All Locations > International > South America > Argentina > Rio Negro > San Carlos de B… > Frey > El Tonto
Avg: 3 from 1 vote
|Type:||Trad, Alpine, 190 ft, 2 pitches|
|FA:||Piola, Hopfgartner, 1990|
|Page Views:||51 total · 2/month|
|Shared By:||Neillong Feller on Apr 25, 2016|
|Admins:||Tony Yeary, Mauricio Herrera Cuadra|
DescriptionThis route offers fun technical face climbing that is sustained until you pull over the lip onto the upper slab on P2. Probably not quite a 3 star route, if it was sustained all the way to the top it would be, but certainly worth doing if you've exhausted other options close to the refugio.
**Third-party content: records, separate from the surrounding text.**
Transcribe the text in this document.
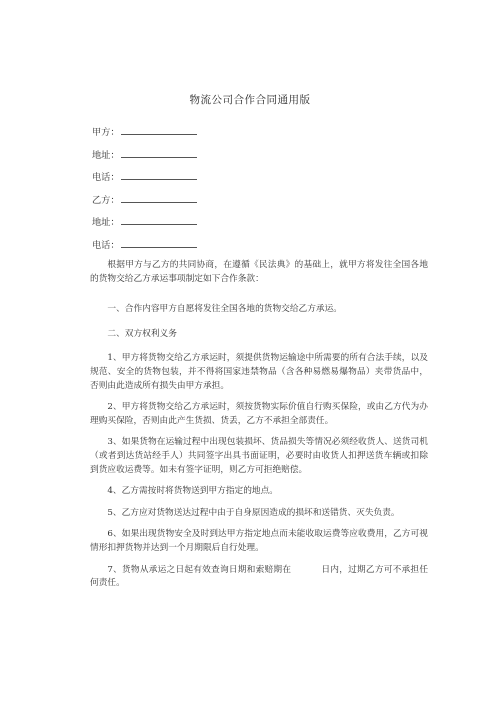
物流公司合作合同通用版
甲方：
地址：
电话：
乙方：
地址：
电话：

根据甲方与乙方的共同协商，在遵循《民法典》的基础上，就甲方将发往全国各地的货物交给乙方承运事项制定如下合作条款：

一、合作内容甲方自愿将发往全国各地的货物交给乙方承运。

二、双方权利义务

1、甲方将货物交给乙方承运时，须提供货物运输途中所需要的所有合法手续，以及规范、安全的货物包装，并不得将国家违禁物品（含各种易燃易爆物品）夹带货品中，否则由此造成所有损失由甲方承担。

2、甲方将货物交给乙方承运时，须按货物实际价值自行购买保险，或由乙方代为办理购买保险，否则由此产生货损、货丢，乙方不承担全部责任。

3、如果货物在运输过程中出现包装损坏、货品损失等情况必须经收货人、送货司机（或者到达货站经手人）共同签字出具书面证明，必要时由收货人扣押送货车辆或扣除到货应收运费等。如未有签字证明，则乙方可拒绝赔偿。

4、乙方需按时将货物送到甲方指定的地点。

5、乙方应对货物送达过程中由于自身原因造成的损坏和送错货、灭失负责。

6、如果出现货物安全及时到达甲方指定地点而未能收取运费等应收费用，乙方可视情形扣押货物并达到一个月期限后自行处理。

7、货物从承运之日起有效查询日期和索赔期在	日内，过期乙方可不承担任何责任。
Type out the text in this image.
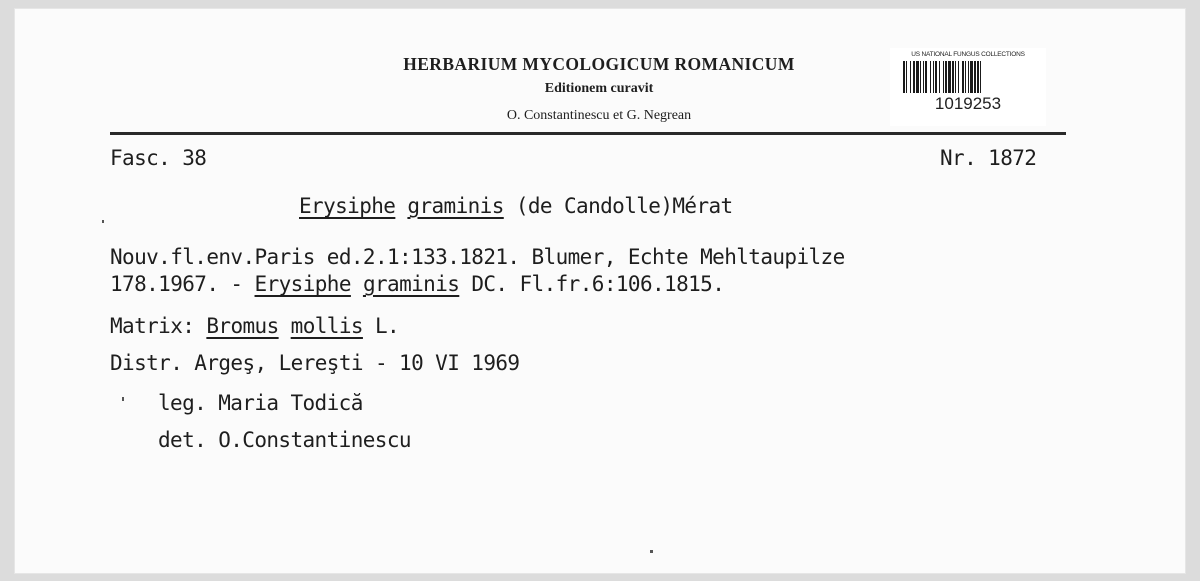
HERBARIUM MYCOLOGICUM ROMANICUM
Editionem curavit
O. Constantinescu et G. Negrean
US NATIONAL FUNGUS COLLECTIONS
1019253
Fasc. 38	Nr. 1872
Erysiphe graminis (de Candolle)Mérat
Nouv.fl.env.Paris ed.2.1:133.1821. Blumer, Echte Mehltaupilze
178.1967. - Erysiphe graminis DC. Fl.fr.6:106.1815.
Matrix: Bromus mollis L.
Distr. Argeş, Lereşti - 10 VI 1969
leg. Maria Todică
det. O.Constantinescu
P1: Start at the north end of the east face next to a drop off on the right at a bolt. Thin face moves bring you up and left. The route goes left of the bulge and is 6b, but you can do a variation through the bulge at 6b+ called "Que me aguante el prusik (FA Teo, retrobolted)" that is quite good. After this bulge there is a 2 bolt anchor.
P2: head up jugs past 3 bolts (5+ or 6a I think) to the slab and walk up to the top to a bolted anchor.
Double 60m ropes reached the ground fine, I imagine 2 raps with a 60 would not be a problem but I cannot say for sure.